June 8, 2026
What Whisper Hears When It Listens to Dolphins
Why we did this
The files
| Species | Type | Source | Size |
|---|---|---|---|
| Bottlenose dolphin | Social vocalisations underwater | SoundBible | 126 KB |
| Bottlenose dolphin | Click burst | SoundBible | 69 KB |
| Allied male bottlenose | Burst-pulse coordination call | Zenodo 4943486 | 965 KB |
| Allied male bottlenose | Burst-pulse coordination call | Zenodo 4943486 | 1.4 MB |
| Bottlenose dolphin | Echolocation clicks >48kHz | Zenodo 5138356 | 419 KB |
| Bottlenose dolphin | Broadband clicks >24kHz | Zenodo 5138356 | 1.1 MB |
| Heaviside's dolphin | Relaxed acoustic behaviour | Zenodo 4967891 | 5.9 MB |
What Whisper said
Model: openai/whisper-large-v3 · AI output — not a translation
What it means
"you" — 3 files
Dolphin whistles and sustained vocalisations carry strong harmonic energy around 1kHz — the same frequency range as the long vowel /uː/ in human speech. Whisper is a human speech model. It hears tone, finds the closest phoneme in its vocabulary, and outputs the vowel that fits. This is correct behaviour from a model doing its job. It just wasn't trained for this job.
"Mwah!" — clicks
Echolocation clicks are percussive: brief, broadband energy bursts with no tonal structure. In human phoneme space, this maps cleanly to labial consonants — the sounds made when lips come together (/m/, /w/, /b/). The model is actually responding to real acoustic structure here. Clicks sound like consonants because both are brief transient events. Wrong species, right instinct.
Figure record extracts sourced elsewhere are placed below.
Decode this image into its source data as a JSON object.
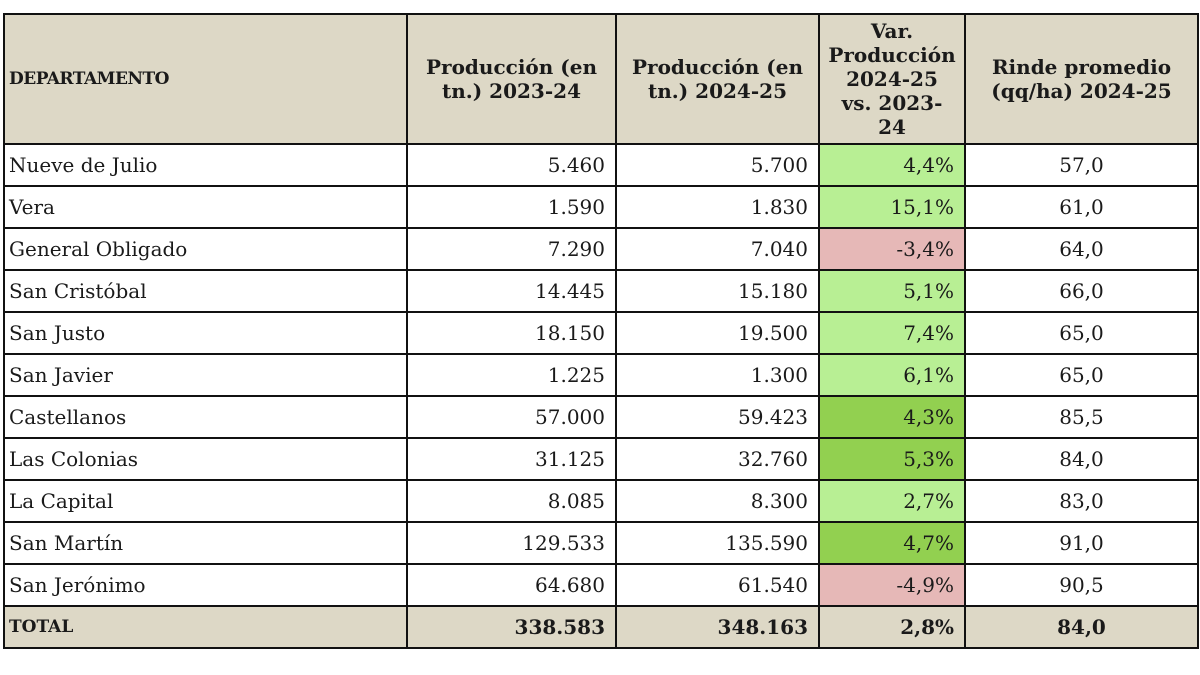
{
  "headers": [
    "DEPARTAMENTO",
    "Producción (en tn.) 2023-24",
    "Producción (en tn.) 2024-25",
    "Var. Producción 2024-25 vs. 2023-24",
    "Rinde promedio (qq/ha) 2024-25"
  ],
  "colors": {
    "header": "#ddd8c6",
    "light_green": "#b8ef94",
    "dark_green": "#92d050",
    "red": "#e6b8b7"
  },
  "rows": [
    {
      "dept": "Nueve de Julio",
      "p2324": "5.460",
      "p2425": "5.700",
      "var": "4,4%",
      "rinde": "57,0",
      "shade": "lg"
    },
    {
      "dept": "Vera",
      "p2324": "1.590",
      "p2425": "1.830",
      "var": "15,1%",
      "rinde": "61,0",
      "shade": "lg"
    },
    {
      "dept": "General Obligado",
      "p2324": "7.290",
      "p2425": "7.040",
      "var": "-3,4%",
      "rinde": "64,0",
      "shade": "pk"
    },
    {
      "dept": "San Cristóbal",
      "p2324": "14.445",
      "p2425": "15.180",
      "var": "5,1%",
      "rinde": "66,0",
      "shade": "lg"
    },
    {
      "dept": "San Justo",
      "p2324": "18.150",
      "p2425": "19.500",
      "var": "7,4%",
      "rinde": "65,0",
      "shade": "lg"
    },
    {
      "dept": "San Javier",
      "p2324": "1.225",
      "p2425": "1.300",
      "var": "6,1%",
      "rinde": "65,0",
      "shade": "lg"
    },
    {
      "dept": "Castellanos",
      "p2324": "57.000",
      "p2425": "59.423",
      "var": "4,3%",
      "rinde": "85,5",
      "shade": "dg"
    },
    {
      "dept": "Las Colonias",
      "p2324": "31.125",
      "p2425": "32.760",
      "var": "5,3%",
      "rinde": "84,0",
      "shade": "dg"
    },
    {
      "dept": "La Capital",
      "p2324": "8.085",
      "p2425": "8.300",
      "var": "2,7%",
      "rinde": "83,0",
      "shade": "lg"
    },
    {
      "dept": "San Martín",
      "p2324": "129.533",
      "p2425": "135.590",
      "var": "4,7%",
      "rinde": "91,0",
      "shade": "dg"
    },
    {
      "dept": "San Jerónimo",
      "p2324": "64.680",
      "p2425": "61.540",
      "var": "-4,9%",
      "rinde": "90,5",
      "shade": "pk"
    }
  ],
  "total": {
    "dept": "TOTAL",
    "p2324": "338.583",
    "p2425": "348.163",
    "var": "2,8%",
    "rinde": "84,0"
  }
}
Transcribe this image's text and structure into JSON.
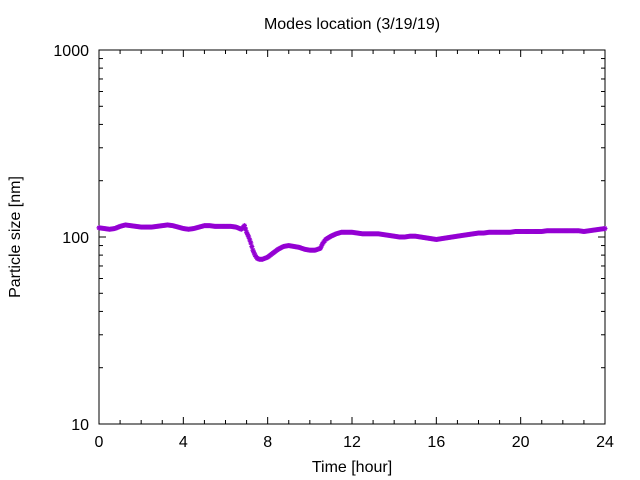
{
  "chart_data": {
    "type": "scatter",
    "title": "Modes location (3/19/19)",
    "xlabel": "Time [hour]",
    "ylabel": "Particle size [nm]",
    "xlim": [
      0,
      24
    ],
    "ylim": [
      10,
      1000
    ],
    "yscale": "log",
    "grid": false,
    "x_ticks": [
      0,
      4,
      8,
      12,
      16,
      20,
      24
    ],
    "x_tick_labels": [
      "0",
      "4",
      "8",
      "12",
      "16",
      "20",
      "24"
    ],
    "y_ticks": [
      10,
      100,
      1000
    ],
    "y_tick_labels": [
      "10",
      "100",
      "1000"
    ],
    "marker_color": "#9400d3",
    "marker": "star",
    "series": [
      {
        "points": [
          [
            0.0,
            112
          ],
          [
            0.25,
            111
          ],
          [
            0.5,
            110
          ],
          [
            0.75,
            111
          ],
          [
            1.0,
            114
          ],
          [
            1.25,
            116
          ],
          [
            1.5,
            115
          ],
          [
            1.75,
            114
          ],
          [
            2.0,
            113
          ],
          [
            2.25,
            113
          ],
          [
            2.5,
            113
          ],
          [
            2.75,
            114
          ],
          [
            3.0,
            115
          ],
          [
            3.25,
            116
          ],
          [
            3.5,
            115
          ],
          [
            3.75,
            113
          ],
          [
            4.0,
            111
          ],
          [
            4.25,
            110
          ],
          [
            4.5,
            111
          ],
          [
            4.75,
            113
          ],
          [
            5.0,
            115
          ],
          [
            5.25,
            115
          ],
          [
            5.5,
            114
          ],
          [
            5.75,
            114
          ],
          [
            6.0,
            114
          ],
          [
            6.25,
            114
          ],
          [
            6.5,
            113
          ],
          [
            6.75,
            110
          ],
          [
            6.9,
            115
          ],
          [
            7.0,
            106
          ],
          [
            7.1,
            100
          ],
          [
            7.2,
            93
          ],
          [
            7.3,
            85
          ],
          [
            7.4,
            80
          ],
          [
            7.5,
            77
          ],
          [
            7.6,
            76
          ],
          [
            7.75,
            76
          ],
          [
            8.0,
            78
          ],
          [
            8.25,
            82
          ],
          [
            8.5,
            86
          ],
          [
            8.75,
            89
          ],
          [
            9.0,
            90
          ],
          [
            9.25,
            89
          ],
          [
            9.5,
            88
          ],
          [
            9.75,
            86
          ],
          [
            10.0,
            85
          ],
          [
            10.25,
            85
          ],
          [
            10.5,
            87
          ],
          [
            10.6,
            92
          ],
          [
            10.75,
            97
          ],
          [
            11.0,
            101
          ],
          [
            11.25,
            104
          ],
          [
            11.5,
            106
          ],
          [
            11.75,
            106
          ],
          [
            12.0,
            106
          ],
          [
            12.25,
            105
          ],
          [
            12.5,
            104
          ],
          [
            12.75,
            104
          ],
          [
            13.0,
            104
          ],
          [
            13.25,
            104
          ],
          [
            13.5,
            103
          ],
          [
            13.75,
            102
          ],
          [
            14.0,
            101
          ],
          [
            14.25,
            100
          ],
          [
            14.5,
            100
          ],
          [
            14.75,
            101
          ],
          [
            15.0,
            101
          ],
          [
            15.25,
            100
          ],
          [
            15.5,
            99
          ],
          [
            15.75,
            98
          ],
          [
            16.0,
            97
          ],
          [
            16.25,
            98
          ],
          [
            16.5,
            99
          ],
          [
            16.75,
            100
          ],
          [
            17.0,
            101
          ],
          [
            17.25,
            102
          ],
          [
            17.5,
            103
          ],
          [
            17.75,
            104
          ],
          [
            18.0,
            105
          ],
          [
            18.25,
            105
          ],
          [
            18.5,
            106
          ],
          [
            18.75,
            106
          ],
          [
            19.0,
            106
          ],
          [
            19.25,
            106
          ],
          [
            19.5,
            106
          ],
          [
            19.75,
            107
          ],
          [
            20.0,
            107
          ],
          [
            20.25,
            107
          ],
          [
            20.5,
            107
          ],
          [
            20.75,
            107
          ],
          [
            21.0,
            107
          ],
          [
            21.25,
            108
          ],
          [
            21.5,
            108
          ],
          [
            21.75,
            108
          ],
          [
            22.0,
            108
          ],
          [
            22.25,
            108
          ],
          [
            22.5,
            108
          ],
          [
            22.75,
            108
          ],
          [
            23.0,
            107
          ],
          [
            23.25,
            108
          ],
          [
            23.5,
            109
          ],
          [
            23.75,
            110
          ],
          [
            24.0,
            111
          ]
        ]
      }
    ]
  }
}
"Thank you." / "All right." — allied male pops
This is the most interesting result. The burst-pulse "pop" calls used by allied male bottlenose dolphins during cooperative behaviour have a two-beat rhythmic structure — a short initial pop followed by a longer burst. Whisper hears a two-syllable prosodic pattern and outputs brief social acknowledgements. That's not random. Both dolphin burst-pulse pops and human phrases like "thank you" serve real-time social coordination functions. The temporal similarity likely reflects shared pragmatic constraints on alliance maintenance signals across species. Whisper stumbled onto something real, by accident.
The takeaway
Whisper is useless as a dolphin communication tool. That was expected — it was trained on human speech and has never encountered a dolphin in its training data. But the outputs are not random noise. Each one is a coherent response to real acoustic features in the recordings: frequency profiles, temporal patterns, energy distributions. This is precisely the problem DolphinGemma is designed to solve. Instead of forcing dolphin vocalisations through human phoneme detectors, it learns dolphin-specific acoustic tokens from 40 years of annotated field recordings. The gap between what Whisper hears and what DolphinGemma eventually identifies will be the clearest possible demonstration of why purpose-built models matter. We'll run this exact same experiment again when DolphinGemma becomes publicly available. That comparison will be the centrepiece of this research log.
Next step
Repeat with DolphinGemma when Google releases public weights. Compare outputs side by side. Write it up here.